I went to bed and slept quite delightfully......until about 5AM.  I woke up and I was DYING of thirst.  Now when I wake up thirsty, I know that I'm dehydrated (they say if you get to the point of being thirsty, it's too late you are already dehydrated.....so remember that when you are exercising...don't wait until you are thirsty to drink!) and that means that my weight is usually a few pounds up.  Luckily if I watch my eating and don't let that number on the scale upset me and throw me off course I am back down within a day or so of good water drinking.  But anyway, I woke up thirsty.  I laid there for a few minutes and then it HIT.  Oh did it ever hit.  A stomach ache to end all stomach aches.  I ran to the bathroom...then went back to bed.  4 times I went to the bathroom.....or was it 5.  I don't know...it was a lot.

I don't think I have the flu....I just think my body wants to eliminate what it finds useless.   As I lay there between bouts I was thinking about this.    The food I ate last night was totally tasty.  And TOTALLY useless.  What nutrients did I really gain from that snack?   Ohhhh protein from the peanut butter!  ha ha ha...but seriously!  What a waste of food.  Food SHOULD be fuel and that food was not fuel.  Trickery!  I want food that fuels my body and makes me stronger, healthier and leaner!  

OK, I talk big right now....saying I want the healthy foods that fuel.  I KNOW....and anyone reading this post knows that in a week or two....or a month (Oh hell...I'll probably be in Lancaster next weekend...so it will be shoe fly pie next weekend.....so I guess it will be a week....I'm not going to try to kid anyone!!) that I'll be saying I ate something 'sweet' and totally un-nutritious.   That's life.  I"m not going to try to fight it. To fight it is to deny who I am and what life is. I just need to realize that those foods are not fueling my body and that I need to limit the intake.

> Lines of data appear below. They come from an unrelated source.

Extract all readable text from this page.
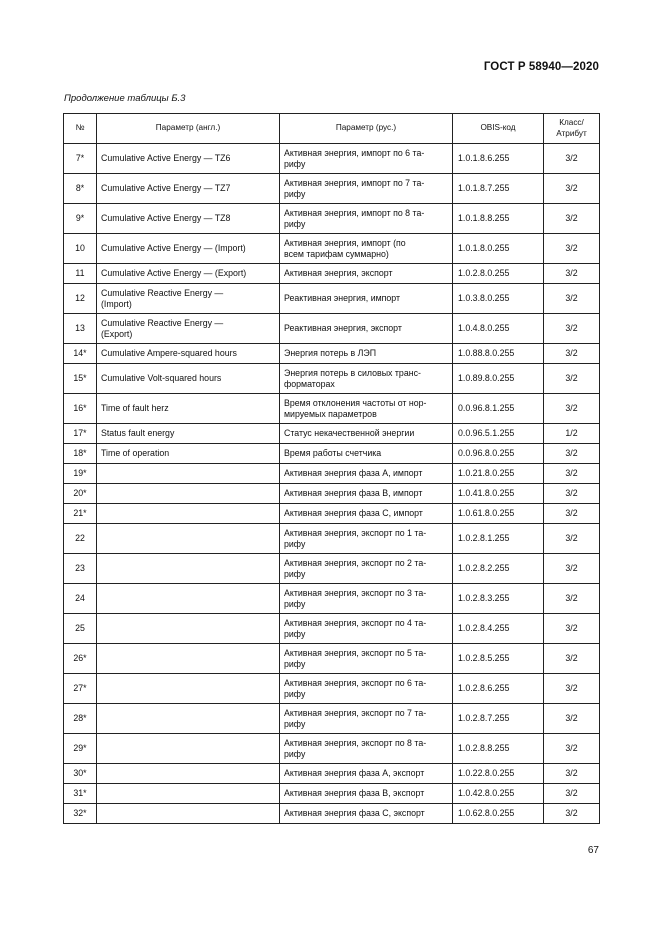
ГОСТ Р 58940—2020
Продолжение таблицы Б.3
№	Параметр (англ.)	Параметр (рус.)	OBIS-код	Класс/
Атрибут
7*	Cumulative Active Energy — TZ6	Активная энергия, импорт по 6 та-
рифу	1.0.1.8.6.255	3/2
8*	Cumulative Active Energy — TZ7	Активная энергия, импорт по 7 та-
рифу	1.0.1.8.7.255	3/2
9*	Cumulative Active Energy — TZ8	Активная энергия, импорт по 8 та-
рифу	1.0.1.8.8.255	3/2
10	Cumulative Active Energy — (Import)	Активная энергия, импорт (по
всем тарифам суммарно)	1.0.1.8.0.255	3/2
11	Cumulative Active Energy — (Export)	Активная энергия, экспорт	1.0.2.8.0.255	3/2
12	Cumulative Reactive Energy —
(Import)	Реактивная энергия, импорт	1.0.3.8.0.255	3/2
13	Cumulative Reactive Energy —
(Export)	Реактивная энергия, экспорт	1.0.4.8.0.255	3/2
14*	Cumulative Ampere-squared hours	Энергия потерь в ЛЭП	1.0.88.8.0.255	3/2
15*	Cumulative Volt-squared hours	Энергия потерь в силовых транс-
форматорах	1.0.89.8.0.255	3/2
16*	Time of fault herz	Время отклонения частоты от нор-
мируемых параметров	0.0.96.8.1.255	3/2
17*	Status fault energy	Статус некачественной энергии	0.0.96.5.1.255	1/2
18*	Time of operation	Время работы счетчика	0.0.96.8.0.255	3/2
19*		Активная энергия фаза А, импорт	1.0.21.8.0.255	3/2
20*		Активная энергия фаза В, импорт	1.0.41.8.0.255	3/2
21*		Активная энергия фаза С, импорт	1.0.61.8.0.255	3/2
22		Активная энергия, экспорт по 1 та-
рифу	1.0.2.8.1.255	3/2
23		Активная энергия, экспорт по 2 та-
рифу	1.0.2.8.2.255	3/2
24		Активная энергия, экспорт по 3 та-
рифу	1.0.2.8.3.255	3/2
25		Активная энергия, экспорт по 4 та-
рифу	1.0.2.8.4.255	3/2
26*		Активная энергия, экспорт по 5 та-
рифу	1.0.2.8.5.255	3/2
27*		Активная энергия, экспорт по 6 та-
рифу	1.0.2.8.6.255	3/2
28*		Активная энергия, экспорт по 7 та-
рифу	1.0.2.8.7.255	3/2
29*		Активная энергия, экспорт по 8 та-
рифу	1.0.2.8.8.255	3/2
30*		Активная энергия фаза А, экспорт	1.0.22.8.0.255	3/2
31*		Активная энергия фаза В, экспорт	1.0.42.8.0.255	3/2
32*		Активная энергия фаза С, экспорт	1.0.62.8.0.255	3/2
67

Meanwhile, back to the bathroom I go.  Boy...work today is going to be 'fun'.  ha ha ha


5 comments:

timothy said...

UGH! been there done that a time or mayhaps twelve! lmao
feel better and remember just have 3 bites of the "bad" and stop then drink a BIG glass of water if you're still craving!

Tricia Coniglio said...

In a marketing class I learned about opportunity cost. The cost at which you are willing to spend to reach/get what you want. The example was popcorn and how good it is the first bite. Especially if you are craving it. The delight is ENORMOUS and then the 2nd bite is just so gratifying. The 3rd and 4th are still fabulous but the delight starts to ware off. Before a while one is just mindlessly munching and the delight at the end of the bag (or bucket) of popcorn was not NEARLY worth what it was at the beginning and then almost ends up being a waste..... sometimes it does end up being a waste.

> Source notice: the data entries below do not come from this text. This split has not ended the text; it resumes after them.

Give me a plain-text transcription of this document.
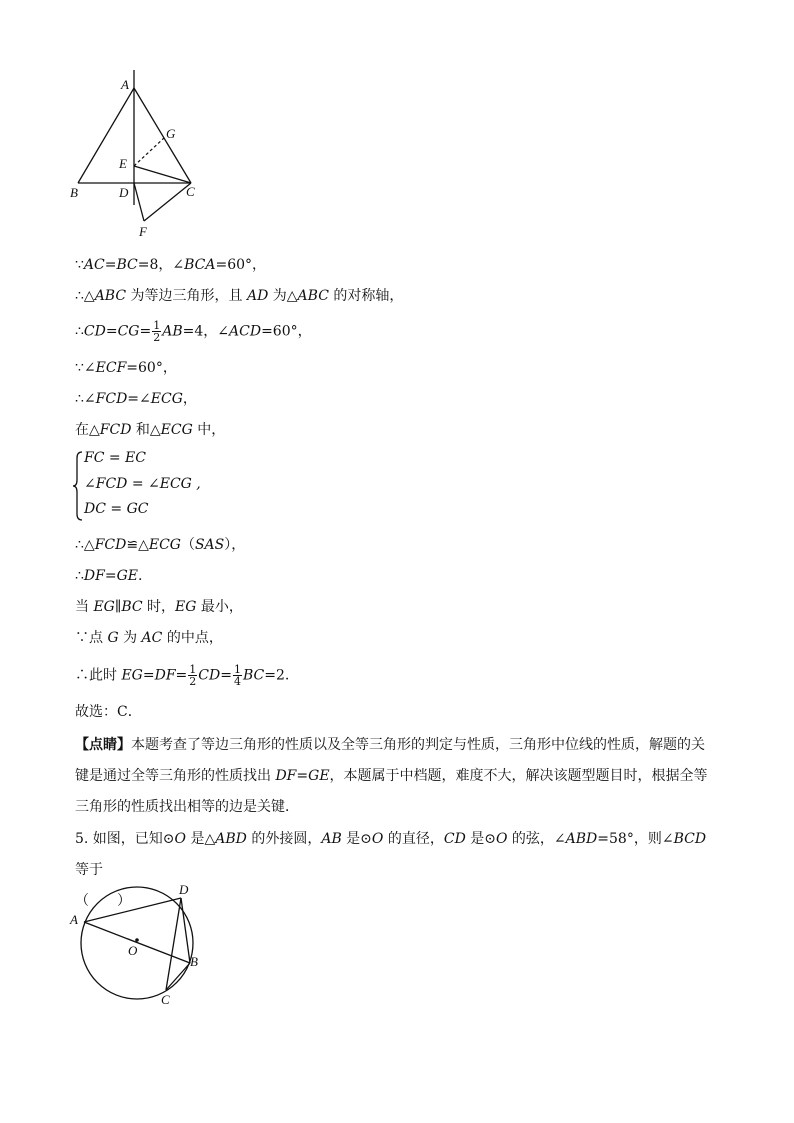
A
G
E
B	D	C
F
∵AC=BC=8，∠BCA=60°，
∴△ABC 为等边三角形，且 AD 为△ABC 的对称轴，
∴CD=CG= $\frac{1}{2} AB=4$，∠ACD=60°，
∵∠ECF=60°，
∴∠FCD=∠ECG，
在△FCD 和△ECG 中，
FC = EC
∠FCD = ∠ECG ,
DC = GC
∴△FCD≌△ECG（SAS），
∴DF=GE.
当 EG∥BC 时，EG 最小，
∵点 G 为 AC 的中点，
∴此时 $EG=DF= \frac{1}{2} CD= \frac{1}{4} BC=2$.
故选：C．
【点睛】本题考查了等边三角形的性质以及全等三角形的判定与性质，三角形中位线的性质，解题的关键是通过全等三角形的性质找出 DF=GE，本题属于中档题，难度不大，解决该题型题目时，根据全等三角形的性质找出相等的边是关键．
5. 如图，已知⊙O 是△ABD 的外接圆，AB 是⊙O 的直径，CD 是⊙O 的弦，∠ABD=58°，则∠BCD 等于
（　　）
A
D
O
B
C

It is ironic that your post today is about this because I was just thinking about this yesterday when I had a protein smoothie (I trick myself into thinking it is ice cream) as a treat and I was thinking of opportunity costs. I was just thinking of the times I had eaten more than I needed to satisfy my craving.

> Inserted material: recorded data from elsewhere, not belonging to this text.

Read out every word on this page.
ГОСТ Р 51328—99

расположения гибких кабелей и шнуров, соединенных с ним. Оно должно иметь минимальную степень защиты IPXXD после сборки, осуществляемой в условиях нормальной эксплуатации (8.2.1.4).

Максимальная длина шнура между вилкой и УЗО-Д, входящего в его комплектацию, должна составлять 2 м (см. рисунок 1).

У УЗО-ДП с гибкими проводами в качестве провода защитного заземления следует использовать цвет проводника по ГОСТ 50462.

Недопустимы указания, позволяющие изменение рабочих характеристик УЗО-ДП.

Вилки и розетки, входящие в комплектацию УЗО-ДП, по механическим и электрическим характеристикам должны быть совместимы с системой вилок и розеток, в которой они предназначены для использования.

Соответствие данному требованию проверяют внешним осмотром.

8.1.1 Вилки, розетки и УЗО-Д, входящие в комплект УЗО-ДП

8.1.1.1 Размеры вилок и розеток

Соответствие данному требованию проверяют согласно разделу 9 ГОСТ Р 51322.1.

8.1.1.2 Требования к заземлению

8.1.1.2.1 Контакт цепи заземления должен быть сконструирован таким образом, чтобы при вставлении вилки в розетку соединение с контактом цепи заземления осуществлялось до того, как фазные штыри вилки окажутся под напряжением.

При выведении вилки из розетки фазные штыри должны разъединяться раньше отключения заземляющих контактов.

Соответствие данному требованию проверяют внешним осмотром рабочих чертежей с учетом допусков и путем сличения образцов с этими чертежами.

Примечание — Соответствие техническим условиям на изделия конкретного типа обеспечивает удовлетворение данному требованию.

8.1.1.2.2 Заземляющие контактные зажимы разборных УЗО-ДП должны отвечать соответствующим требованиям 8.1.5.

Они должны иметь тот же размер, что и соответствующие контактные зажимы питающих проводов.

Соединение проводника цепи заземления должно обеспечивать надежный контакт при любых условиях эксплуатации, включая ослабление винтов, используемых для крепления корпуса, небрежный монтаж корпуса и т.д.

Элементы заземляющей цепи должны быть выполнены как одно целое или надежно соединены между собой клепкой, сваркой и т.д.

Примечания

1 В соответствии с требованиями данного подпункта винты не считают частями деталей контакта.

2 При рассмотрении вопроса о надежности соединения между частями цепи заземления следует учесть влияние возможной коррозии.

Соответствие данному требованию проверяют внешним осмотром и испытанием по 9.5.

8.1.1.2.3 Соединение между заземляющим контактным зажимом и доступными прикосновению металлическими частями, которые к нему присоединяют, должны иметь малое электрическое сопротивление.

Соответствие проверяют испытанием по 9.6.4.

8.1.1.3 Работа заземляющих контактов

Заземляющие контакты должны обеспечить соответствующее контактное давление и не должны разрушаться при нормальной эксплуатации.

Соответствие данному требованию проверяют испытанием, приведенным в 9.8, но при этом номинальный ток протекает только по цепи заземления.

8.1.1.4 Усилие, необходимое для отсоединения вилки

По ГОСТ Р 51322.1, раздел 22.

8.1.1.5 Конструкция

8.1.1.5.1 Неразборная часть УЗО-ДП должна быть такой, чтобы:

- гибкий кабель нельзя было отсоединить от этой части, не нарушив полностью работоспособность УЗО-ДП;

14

Anyway, stomach getting upset afterward could be a good thing. Maybe since you are cleaning up your eating habits your stomach/body recognized it. Either way, hope you feel better.

Lynn said...

Hope you feel better soon.

The Fat Foreigner said...

Baking is a killer for me too. I love the process of baking a lot, and I live alone so there's no one t see where the treats are going (not good!)

Fran said...

I think we should eat something sweet from time to time. I try to follow my "rule" that I can have sweet things or a dessert or a nice snack on Saturday night as long as I made it myself. At least I know what's in it and I have to do something before I can have it. It's so easy to buy the sweet processed stuff.